There’s a ton of physicality to the guitar parts throughout the record, but in “Good For Me,” “Evolve” and “Responsible,” the vocals are arguably just as strong as any single riff in the music. By creating this kind of a sonic equilibrium, Welsh is not only able to reinforce the rhythm of the music with his own voice, but also eliminate the need for any heavy bass presence (something that has been annoying for a lot of critics this year, myself included). Fluff and frills be damned; for BLVNBU, extra fat has no role to play in the music bearing its name.

The drums are mixed really well in The Awakening, and in “One” and “Restore,” they’re utilized as a foundation for every cathartic eruption we encounter on the melodic end of the material. It can be really difficult finding a way to make a beat the focal point of a particular song without overexploiting the muscularity of the percussion, but I think Welsh’s job here is more than on par with what his mainstream counterparts have been producing in recent times. He definitely isn’t trying to recycle any elements in this EP, but he’s steering clear of an avant-gardism that wouldn’t have served his music in any capacity at this stage of his career.
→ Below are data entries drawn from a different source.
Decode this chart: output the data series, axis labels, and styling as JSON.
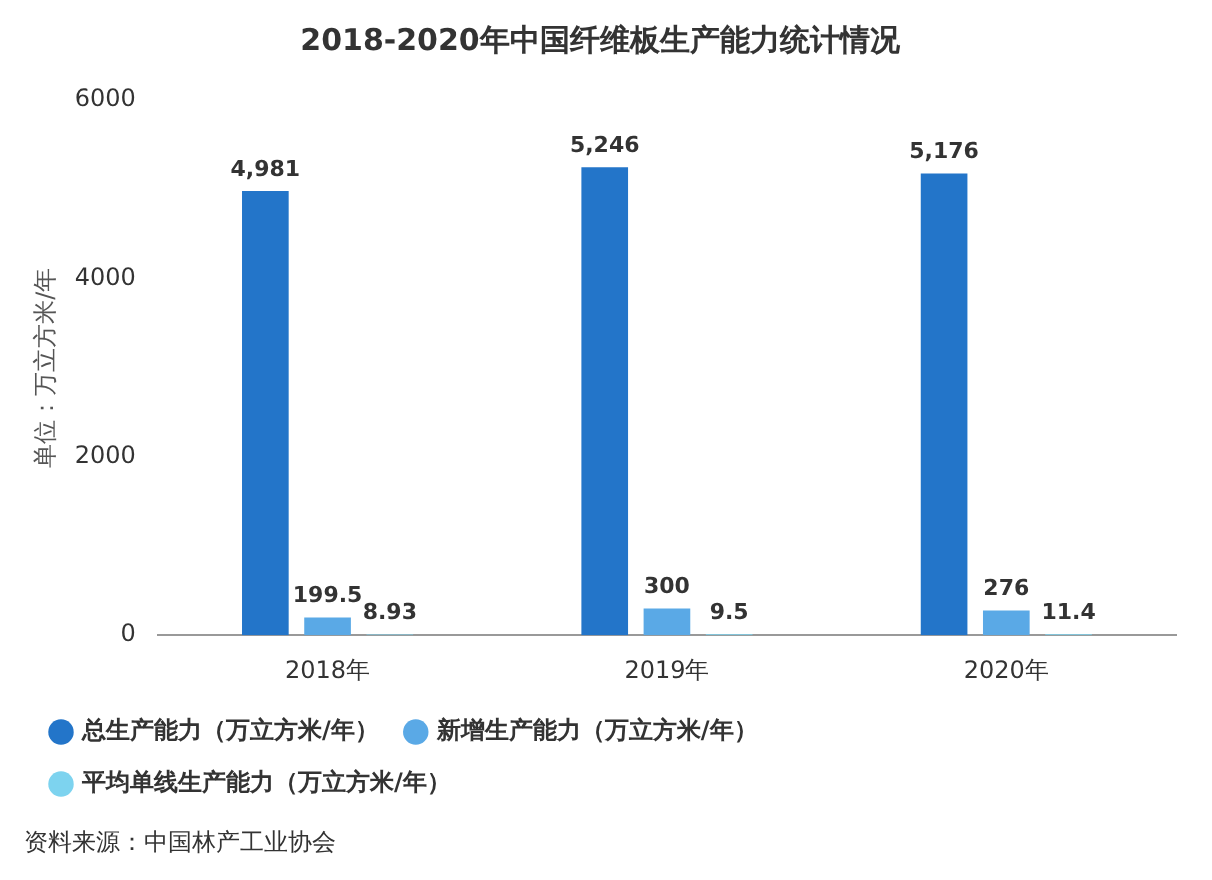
{
  "chart_data": {
    "type": "bar",
    "title": "2018-2020年中国纤维板生产能力统计情况",
    "ylabel": "单位：万立方米/年",
    "categories": [
      "2018年",
      "2019年",
      "2020年"
    ],
    "series": [
      {
        "name": "总生产能力（万立方米/年）",
        "color": "#2375c9",
        "values": [
          4981,
          5246,
          5176
        ],
        "value_labels": [
          "4,981",
          "5,246",
          "5,176"
        ]
      },
      {
        "name": "新增生产能力（万立方米/年）",
        "color": "#5aa9e6",
        "values": [
          199.5,
          300,
          276
        ],
        "value_labels": [
          "199.5",
          "300",
          "276"
        ]
      },
      {
        "name": "平均单线生产能力（万立方米/年）",
        "color": "#7dd3ef",
        "values": [
          8.93,
          9.5,
          11.4
        ],
        "value_labels": [
          "8.93",
          "9.5",
          "11.4"
        ]
      }
    ],
    "ylim": [
      0,
      6000
    ],
    "yticks": [
      0,
      2000,
      4000,
      6000
    ],
    "grid": false,
    "legend": "bottom",
    "marker": "circle",
    "annotations": [
      "资料来源：中国林产工业协会"
    ]
  }
}
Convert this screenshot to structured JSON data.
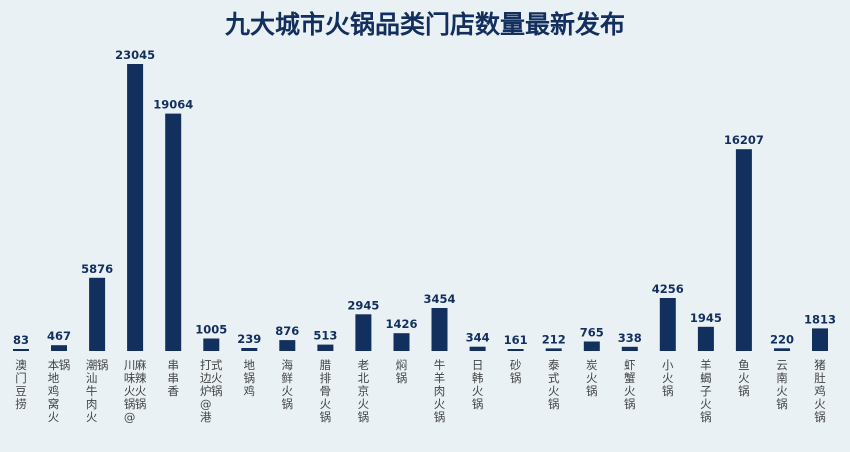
{
  "chart_data": {
    "type": "bar",
    "title": "九大城市火锅品类门店数量最新发布",
    "categories": [
      "澳门豆捞",
      "本地鸡窝火锅",
      "潮汕牛肉火锅",
      "川味火锅@麻辣火锅",
      "串串香",
      "打边炉@港式火锅",
      "地锅鸡",
      "海鲜火锅",
      "腊排骨火锅",
      "老北京火锅",
      "焖锅",
      "牛羊肉火锅",
      "日韩火锅",
      "砂锅",
      "泰式火锅",
      "炭火锅",
      "虾蟹火锅",
      "小火锅",
      "羊蝎子火锅",
      "鱼火锅",
      "云南火锅",
      "猪肚鸡火锅"
    ],
    "values": [
      83,
      467,
      5876,
      23045,
      19064,
      1005,
      239,
      876,
      513,
      2945,
      1426,
      3454,
      344,
      161,
      212,
      765,
      338,
      4256,
      1945,
      16207,
      220,
      1813
    ],
    "xlabel": "",
    "ylabel": "",
    "ylim": [
      0,
      23045
    ],
    "grid": false,
    "legend": "none",
    "colors": {
      "bar": "#132f5e",
      "title": "#132f5e",
      "value_label": "#132f5e",
      "category_label": "#444444"
    }
  }
}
In “Why,” “Evolve” and “Responsible,” Matt Welsh is so swaggering that you could almost separate the humanizing verses he’s conveying from the strappingly confident vocal bringing them to our ears with ease. This isn’t to downplay his effectiveness as a singer; truth be told, I think he’s demonstrating a lot more duality in these three songs than some of his competition has in the course of an entire full-length studio album. Being a little rough-edged in the booth is an entirely good thing – after all, you have to distinguish your cosmetics in one way or another.

It would be a lie to say that there isn’t any good music out right now on both sides of the dial; in my opinion, it’s never been a better time to follow the pop/rock beat, but with that said, few players I’ve reviewed have the talent Matt Welsh does. As BLUVNBU, he’s taking serious action to renew the legitimacy of the sleek punk sounds of the mid-2000s with thoughtful lyrics that never go to a dark place. I can’t wait to hear what he comes up with next, and I have a feeling you’re going to agree with me.